Do Not Disturb

UnBothered
2019-11-14 16:55:18 (UTC)

Hope For The Better Days

I don't know if, I've told you this before but I've been going to a therapy almost every Monday morning and yes I'm finally talking to someone instead of writing it all down ( which I love doing btw ). It has helped so far. I just can't wait to go back Monday and tell her what happened at work with me and this guy/possibly manager. I just got tired of people treating me like shit no matter what I do and yet their making me feel like the bad guy. I'm not gonna let anyone talk to me any kind of way and I'm NOT gonna let anyone put their hands on me and talk about how their gonna bring their wife up here that has nothing to do with whatsoever.
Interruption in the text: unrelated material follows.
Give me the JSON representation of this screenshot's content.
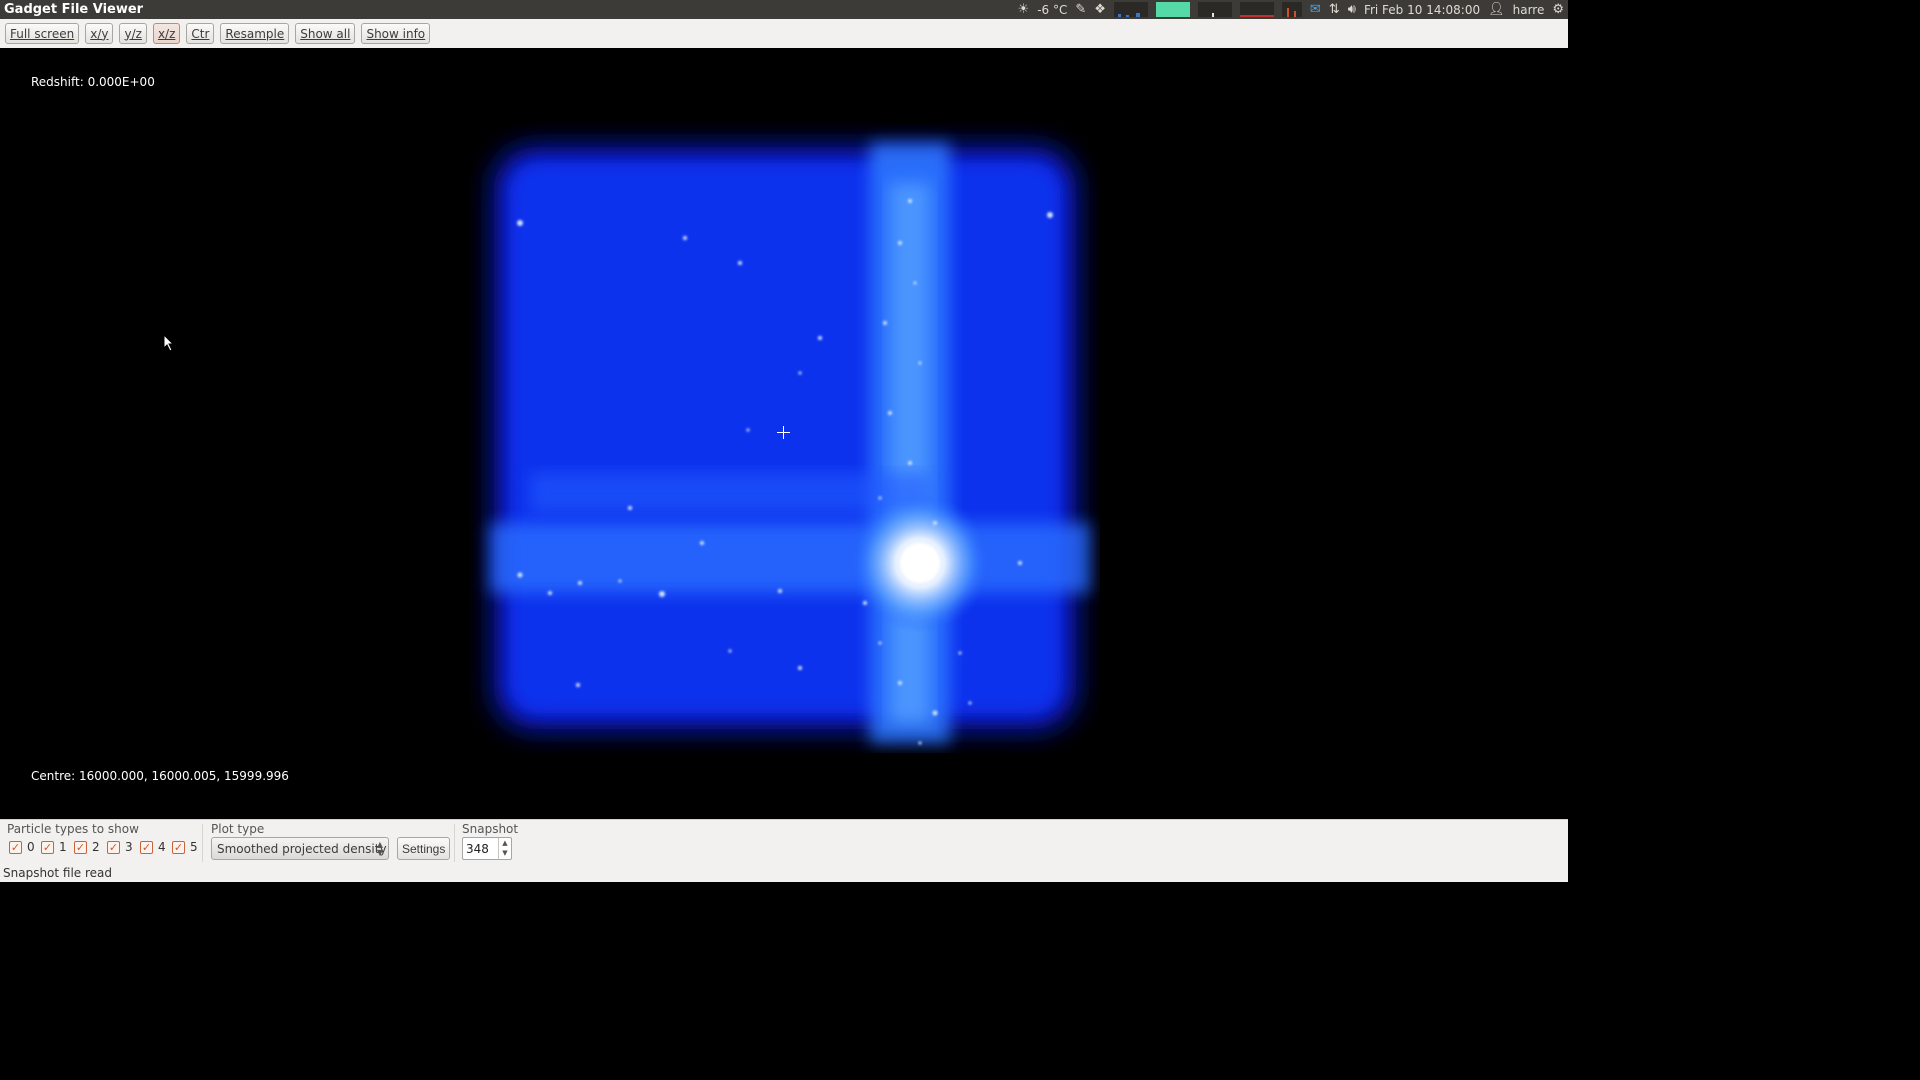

I mean if, he wants to talk about bringing someone up here I got 4 uncles, a mom, a brother, a dad who can come all the way down here from Atlanta if, he wants to and he will. And I am my mother's child. I don't give a fuck what he say. Also my Grandma who also doesn't play....Period!!! And yea so what if, I tell my mother everything that happens at work because I don't have anyone to talk to about my day besides writing in my journals about it. Damn. Cutt me some slack. And yes this is what all the manager has told me and no one does a damn thing about it not even the boss. She rather stick up for him than, me because their " family". Well, fuck family this shit about to get real. I just don't wanna hear,talk to him,or, think about him because I'm so over it. I'm so over him.